Eleven fifty-seven: what Peak Car means for brokers (2)

Do you know that analogy where you shrink the whole of recorded time down to a single year?

This illustrates how incredibly recently the human race appeared and started tidying things up?  The author Stephen Bayley was riffing on this concept when he wrote: “It is five minutes to midnight for the private car.” He wrote that a few years ago now, so I imagine it must be about 23:57 by now. Either way, the Ovaltine’s gone cold.

 On the face of it, the eleven fifty-seven claim flies in the face of January’s news that UK car sales hit a record high in 2016. The SMMT thought that “very strong” consumer confidence was responsible, along with low-interest finance deals (and “the launch of several new models” – I don’t know which year in the past twenty the SMMT thinks didn’t see the launch of several new models). And the low interest rates can’t be the answer in themselves because there is nothing specific to car ownership about interest rates. I could also get a good deal on a grand piano. But I don’t see anyone claiming 2016 was a record year for piano ownership.

Perhaps the confidence is the answer, but it’s a slightly puzzling answer because 2016 was a year of uncertainty for much of the time, not a year you’d file under V for Very High Confidence. What they didn’t talk about was who is doing the purchasing.

There’s growing evidence that the next generation of drivers are delaying their entry to private car ownership. The days of hopping into a brand new dark blue 1500cc Ford Anglia bought with the proceeds from your Saturday job at Lyons Corner House are no longer with us, and neither are the days when you could park it in cities. Mind you, we have to read this evidence in the context of a global recession which our brokers have only just climbed out of (the 2016 annual survey results from the NACFB, when adjusted for inflation, show we are still writing less total business than we were nine years ago).

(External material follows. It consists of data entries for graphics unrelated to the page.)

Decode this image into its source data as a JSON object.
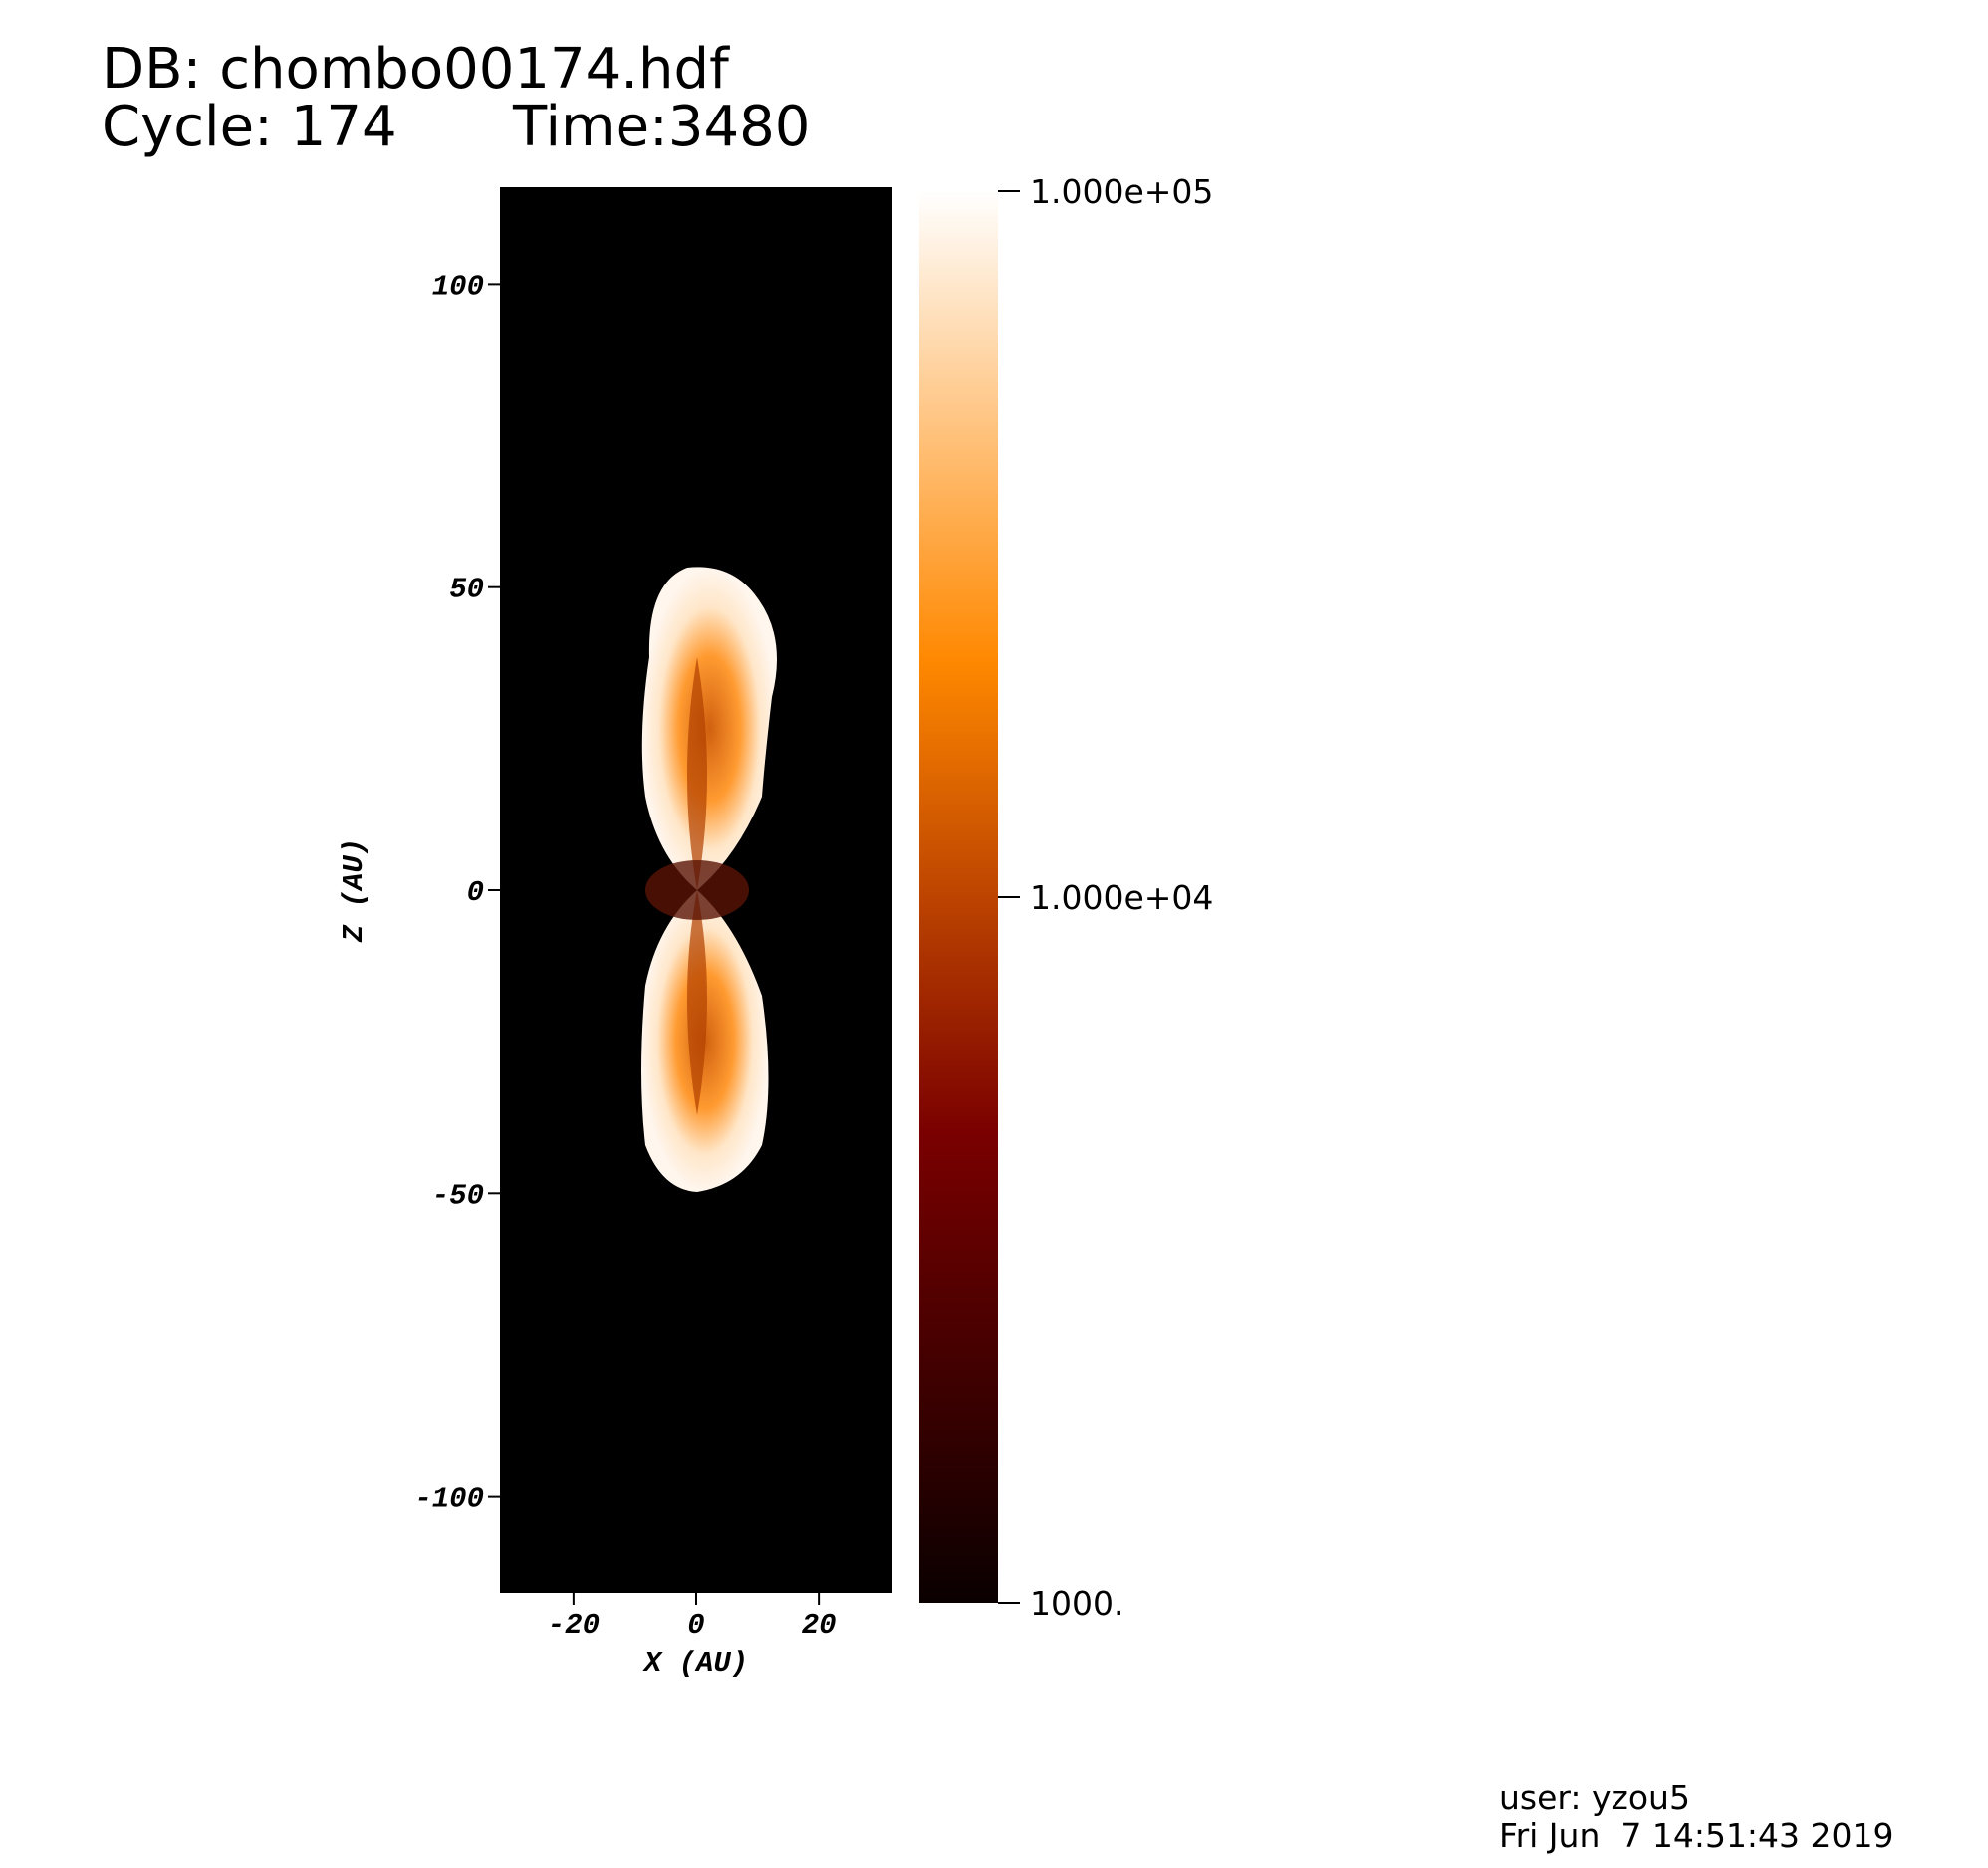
{
  "chart_data": {
    "type": "pseudocolor",
    "title_lines": [
      "DB: chombo00174.hdf",
      "Cycle: 174",
      "Time:3480"
    ],
    "xlabel": "X (AU)",
    "ylabel": "Z (AU)",
    "xlim": [
      -32,
      32
    ],
    "xticks": [
      -20,
      0,
      20
    ],
    "ylim": [
      -116,
      116
    ],
    "yticks": [
      -100,
      -50,
      0,
      50,
      100
    ],
    "colorbar": {
      "scale": "log",
      "lim": [
        1000,
        100000
      ],
      "ticks": [
        {
          "value": 100000,
          "label": "1.000e+05"
        },
        {
          "value": 10000,
          "label": "1.000e+04"
        },
        {
          "value": 1000,
          "label": "1000."
        }
      ],
      "colors": [
        "#0a0000",
        "#7a0000",
        "#ff8800",
        "#ffffff"
      ]
    },
    "footer": [
      "user: yzou5",
      "Fri Jun  7 14:51:43 2019"
    ]
  }
}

But whatever the cause – disillusionment with new parking regulations, financial tolls, ecological concerns, traffic restrictions, lack of funds or the ubiquity of cheap simple transport alternatives – the end result is a rise in the mean average age of the private car owner. And at the other end, people are quitting driving at an older age, because they are living longer and the majority of those extra years are usually active ones. And if what persuaded your grandfather to hand in his licence was the fear of parallel parking the Chevette, imagine giving him the keys to a car that not only has featherweight power steering but also actually parks itself?

I speculate that this may even have the effect of putting a slight brake on new brokers coming to the market and making a success of it. There is a human preference for doing business with people who remind us of ourselves. Contestants in the Apprentice tell the camera confidently that “Sir Alan probably sees something of himself in me”, and while we viewers may look for stray slippers to hurl at the screen, they’re right, it does no harm at all. Perhaps the best mirroring of all is to be in the right age group.

If private car ownership is about to decline, it’s not about to be replaced by a single alternative. For every Uber, there’s a Kutsuplus. Kutsuplus was an innovative flexible-route bus system in Helsinki; the bus drove where its passengers wanted it to go, along a route plotted by computers built around the destinations. They had plans to run one hundred buses in this scheme by the start of 2017, but what actually happened was the number tumbled to zero. City officials stopped the funding that would have been required to expand the fleet. Hard to say whether Kutsuplus was an initial hesitant step down the right path, or a doomed compromise between true public transport and true autonomy.

If you plot historic survey results from the NACFB’s members, you get a result that suggested we reached “peak car” in the period 2014-2015, and have fallen away a little since. Still, the Helsinki example shows us that change happens slowly. my message to them all is – do not even think about retiring. Peak car or no peak car, there’s no shortage of business for you. The trouble is that public and driverless transport cannot be seen as aspirational – unless, of course, you are the company owner that stands to reap the benefits of efficiency gains.